Ronnie Peterson was a driver who I always thought would become one of the F1 greats. He won 10 Grands Prix in his career and was the world championship runner up twice. He was known as the Superswede. After some bad career choices he returned to the Lotus team partnering Mario Andretti. In the 1978 Italian Grand Prix at Monza, Ronnie was involved in a first lap crash in which he was trapped in his car when it caught fire. Other drivers involved in the incident helped pull Ronnie from his burning car and his only injuries seemed to be just broken and fractured legs.

Graham Hill

Graham Hill

There was no regular TV coverage in the UK at the time and I used to tape record a radio broadcast about the race. I was shocked to hear about Ronnie but at least I went to bed that night knowing that he was ok. However, Ronnie’s broken bones produced a fat embolism and during the night his condition worsened. He died the next morning. His wife Barbro, never got over his death and she took her own life some years later.

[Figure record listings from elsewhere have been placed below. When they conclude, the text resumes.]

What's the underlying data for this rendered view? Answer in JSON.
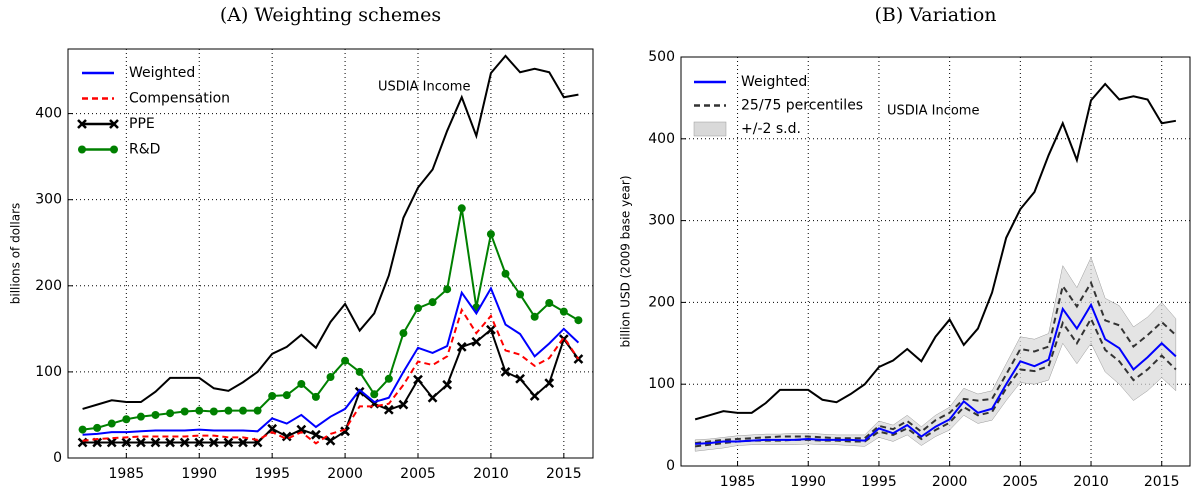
{
  "chart_data": [
    {
      "type": "line",
      "title": "(A) Weighting schemes",
      "ylabel": "billions of dollars",
      "x": [
        1982,
        1983,
        1984,
        1985,
        1986,
        1987,
        1988,
        1989,
        1990,
        1991,
        1992,
        1993,
        1994,
        1995,
        1996,
        1997,
        1998,
        1999,
        2000,
        2001,
        2002,
        2003,
        2004,
        2005,
        2006,
        2007,
        2008,
        2009,
        2010,
        2011,
        2012,
        2013,
        2014,
        2015,
        2016
      ],
      "xlim": [
        1981,
        2017
      ],
      "xticks": [
        1985,
        1990,
        1995,
        2000,
        2005,
        2010,
        2015
      ],
      "ylim": [
        0,
        475
      ],
      "yticks": [
        0,
        100,
        200,
        300,
        400
      ],
      "grid": true,
      "legend": "upper left",
      "reference": {
        "name": "USDIA Income",
        "color": "#000000",
        "values": [
          57,
          62,
          67,
          65,
          65,
          77,
          93,
          93,
          93,
          81,
          78,
          88,
          100,
          121,
          129,
          143,
          128,
          158,
          179,
          148,
          168,
          212,
          279,
          314,
          335,
          380,
          419,
          374,
          447,
          467,
          448,
          452,
          448,
          419,
          422
        ]
      },
      "series": [
        {
          "name": "Weighted",
          "color": "#0000ff",
          "values": [
            27,
            28,
            30,
            30,
            31,
            32,
            32,
            32,
            33,
            32,
            32,
            32,
            31,
            46,
            40,
            50,
            36,
            48,
            57,
            79,
            65,
            70,
            100,
            128,
            122,
            130,
            192,
            168,
            197,
            155,
            144,
            118,
            133,
            150,
            134
          ]
        },
        {
          "name": "Compensation",
          "color": "#ff0000",
          "linestyle": "dashed",
          "values": [
            20,
            22,
            23,
            24,
            25,
            25,
            25,
            25,
            26,
            26,
            24,
            24,
            21,
            30,
            22,
            30,
            17,
            28,
            33,
            60,
            60,
            63,
            85,
            112,
            108,
            118,
            172,
            145,
            165,
            125,
            120,
            107,
            116,
            140,
            115
          ]
        },
        {
          "name": "PPE",
          "color": "#000000",
          "marker": "x",
          "values": [
            18,
            18,
            18,
            18,
            18,
            18,
            18,
            18,
            18,
            18,
            18,
            18,
            18,
            34,
            25,
            33,
            27,
            20,
            31,
            77,
            63,
            56,
            62,
            91,
            70,
            85,
            129,
            135,
            149,
            100,
            92,
            72,
            87,
            138,
            115
          ]
        },
        {
          "name": "R&D",
          "color": "#008000",
          "marker": "o",
          "values": [
            33,
            35,
            40,
            45,
            48,
            50,
            52,
            54,
            55,
            54,
            55,
            55,
            55,
            72,
            73,
            86,
            71,
            94,
            113,
            100,
            74,
            92,
            145,
            174,
            181,
            196,
            290,
            175,
            260,
            214,
            190,
            164,
            180,
            170,
            160
          ]
        }
      ]
    },
    {
      "type": "line",
      "title": "(B) Variation",
      "ylabel": "billion USD (2009 base year)",
      "x": [
        1982,
        1983,
        1984,
        1985,
        1986,
        1987,
        1988,
        1989,
        1990,
        1991,
        1992,
        1993,
        1994,
        1995,
        1996,
        1997,
        1998,
        1999,
        2000,
        2001,
        2002,
        2003,
        2004,
        2005,
        2006,
        2007,
        2008,
        2009,
        2010,
        2011,
        2012,
        2013,
        2014,
        2015,
        2016
      ],
      "xlim": [
        1981,
        2017
      ],
      "xticks": [
        1985,
        1990,
        1995,
        2000,
        2005,
        2010,
        2015
      ],
      "ylim": [
        0,
        500
      ],
      "yticks": [
        0,
        100,
        200,
        300,
        400,
        500
      ],
      "grid": true,
      "legend": "upper left",
      "reference": {
        "name": "USDIA Income",
        "color": "#000000",
        "values": [
          57,
          62,
          67,
          65,
          65,
          77,
          93,
          93,
          93,
          81,
          78,
          88,
          100,
          121,
          129,
          143,
          128,
          158,
          179,
          148,
          168,
          212,
          279,
          314,
          335,
          380,
          419,
          374,
          447,
          467,
          448,
          452,
          448,
          419,
          422
        ]
      },
      "series": [
        {
          "name": "Weighted",
          "color": "#0000ff",
          "values": [
            27,
            28,
            30,
            30,
            31,
            32,
            32,
            32,
            33,
            32,
            32,
            32,
            31,
            46,
            40,
            50,
            36,
            48,
            57,
            79,
            65,
            70,
            100,
            128,
            122,
            130,
            192,
            168,
            197,
            155,
            144,
            118,
            133,
            150,
            134
          ]
        },
        {
          "name": "25/75 percentiles",
          "color": "#333333",
          "linestyle": "dashed",
          "lower": [
            24,
            26,
            28,
            30,
            31,
            31,
            31,
            32,
            32,
            31,
            31,
            30,
            30,
            42,
            38,
            46,
            33,
            44,
            53,
            72,
            62,
            66,
            95,
            118,
            116,
            122,
            175,
            150,
            180,
            142,
            128,
            105,
            118,
            135,
            118
          ],
          "upper": [
            28,
            30,
            32,
            33,
            34,
            35,
            36,
            36,
            36,
            35,
            34,
            34,
            34,
            49,
            45,
            55,
            42,
            56,
            65,
            82,
            80,
            82,
            112,
            143,
            140,
            146,
            220,
            195,
            224,
            178,
            172,
            146,
            160,
            176,
            160
          ]
        },
        {
          "name": "+/-2 s.d.",
          "color": "#d9d9d9",
          "band": true,
          "lower": [
            18,
            20,
            22,
            25,
            26,
            26,
            26,
            26,
            27,
            26,
            26,
            25,
            24,
            35,
            30,
            38,
            25,
            36,
            44,
            62,
            52,
            56,
            80,
            102,
            100,
            105,
            150,
            125,
            150,
            115,
            100,
            80,
            92,
            108,
            92
          ],
          "upper": [
            32,
            33,
            35,
            37,
            38,
            39,
            39,
            40,
            40,
            39,
            38,
            38,
            38,
            55,
            50,
            62,
            48,
            62,
            72,
            95,
            88,
            92,
            125,
            158,
            155,
            162,
            245,
            218,
            255,
            205,
            196,
            170,
            182,
            200,
            180
          ]
        }
      ]
    }
  ]
}
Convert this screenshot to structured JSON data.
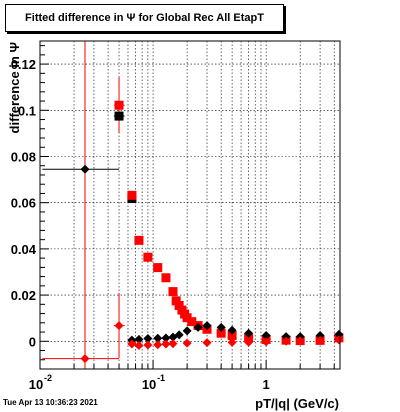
{
  "header": {
    "title": "Fitted difference in Ψ  for Global Rec All EtapT"
  },
  "footer": {
    "timestamp": "Tue Apr 13 10:36:23 2021"
  },
  "chart_data": {
    "type": "scatter",
    "title": "Fitted difference in Ψ  for Global Rec All EtapT",
    "xlabel": "pT/|q| (GeV/c)",
    "ylabel": "difference in Ψ",
    "xscale": "log",
    "xlim": [
      0.01,
      4.5
    ],
    "ylim": [
      -0.012,
      0.13
    ],
    "grid": true,
    "x_tick_labels": [
      {
        "value": 0.01,
        "label": "10",
        "exp": "-2"
      },
      {
        "value": 0.1,
        "label": "10",
        "exp": "-1"
      },
      {
        "value": 1,
        "label": "1",
        "exp": ""
      }
    ],
    "y_tick_labels": [
      "0",
      "0.02",
      "0.04",
      "0.06",
      "0.08",
      "0.1",
      "0.12"
    ],
    "y_ticks": [
      0,
      0.02,
      0.04,
      0.06,
      0.08,
      0.1,
      0.12
    ],
    "series": [
      {
        "marker": "square",
        "color": "#000000",
        "x": [
          0.05,
          0.065
        ],
        "y": [
          0.0975,
          0.0618
        ]
      },
      {
        "marker": "square",
        "color": "#ff0000",
        "x": [
          0.05,
          0.065,
          0.075,
          0.09,
          0.11,
          0.13,
          0.15,
          0.16,
          0.17,
          0.18,
          0.19,
          0.2,
          0.22,
          0.25,
          0.3,
          0.4,
          0.5,
          0.7,
          1.0,
          1.5,
          2.0,
          3.0,
          4.4
        ],
        "y": [
          0.1022,
          0.0632,
          0.0437,
          0.0364,
          0.0319,
          0.0275,
          0.0215,
          0.0175,
          0.0155,
          0.0135,
          0.0118,
          0.0102,
          0.0085,
          0.0068,
          0.0052,
          0.0035,
          0.0025,
          0.0015,
          0.0008,
          0.0005,
          0.0003,
          0.0004,
          0.0015
        ]
      },
      {
        "marker": "diamond",
        "color": "#000000",
        "x": [
          0.025,
          0.065,
          0.075,
          0.09,
          0.11,
          0.13,
          0.15,
          0.17,
          0.2,
          0.25,
          0.3,
          0.4,
          0.5,
          0.7,
          1.0,
          1.5,
          2.0,
          3.0,
          4.4
        ],
        "y": [
          0.0745,
          0.0005,
          0.0008,
          0.0012,
          0.0013,
          0.0014,
          0.0018,
          0.0028,
          0.0045,
          0.006,
          0.0068,
          0.006,
          0.0048,
          0.0035,
          0.0025,
          0.002,
          0.002,
          0.0025,
          0.003
        ]
      },
      {
        "marker": "diamond",
        "color": "#ff0000",
        "x": [
          0.025,
          0.05,
          0.065,
          0.075,
          0.09,
          0.11,
          0.13,
          0.15,
          0.2,
          0.3,
          0.5,
          0.7,
          1.0,
          1.5,
          2.0,
          3.0,
          4.4
        ],
        "y": [
          -0.0075,
          0.0068,
          -0.0012,
          -0.0018,
          -0.0016,
          -0.0015,
          -0.0012,
          -0.001,
          -0.0008,
          -0.0006,
          -0.0005,
          -0.0004,
          -0.0002,
          0.0,
          0.0002,
          0.0004,
          0.0006
        ]
      }
    ]
  }
}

Jackie Stewart won the 1971 Monaco Grand Prix and the World Championship that year but decided to retire at the end of 1973. He had a wife and family so I suppose his personal safety must have been high on his list of priorities. Jackie even had his personal doctor present at all his races, as immediate medical care in the aftermath of a crash was a big issue back then. He was close to François Cevert and glad that he would take his place as Ken’s lead driver. The US Grand Prix at Watkins Glen would have been Stewart’s 100th race. He must have been feeling confident. He had already tied up the ’73 world championship, he had a great car and was ready to retire. In the practice session Cevert had a bad crash. By all accounts he hit a kerb on the left side of the track which caused him to swerve over to the right where he bounced off the barrier and back into the barrier on the other side. Photographs show the car upside down on the barrier and poor François was killed instantly. The Tyrell team withdrew from the event and Jackie never raced again.

Towards the end of the DVD Jackie and Roman Polanski are filmed together for a present-day epilogue. They talk about the events of the 1971 race and it is clear that the death of Cevert still weighs heavily on the former champion’s shoulders.

Once, a few years ago, Liz and I were holidaying in the Loire and as usual were rummaging about at a vide grenier, a French car boot sale. I don’t usually look at the book stalls there as my French reading is even worse than my French speaking but I spotted a book with a familiar face on the cover. Liz asked who it was and I replied that it was François Cevert. Straight away the book stall owner mentioned that Cevert was a local man and was still popular in the region. Others heard us talking and they too came forward with their Cevert stories. After his death in the USA his body was returned to France and he was laid to rest in the village of Vaudelnay, Maine-et-Loire.

The 1970’s was a sad time for motorsport but today’s hi-tech F1 is a much safer environment despite being infinitely faster. Hopefully Lewis Hamilton and his fellow drivers will never have to deal with the death of a racing colleague unlike their counterparts in the 1970’s.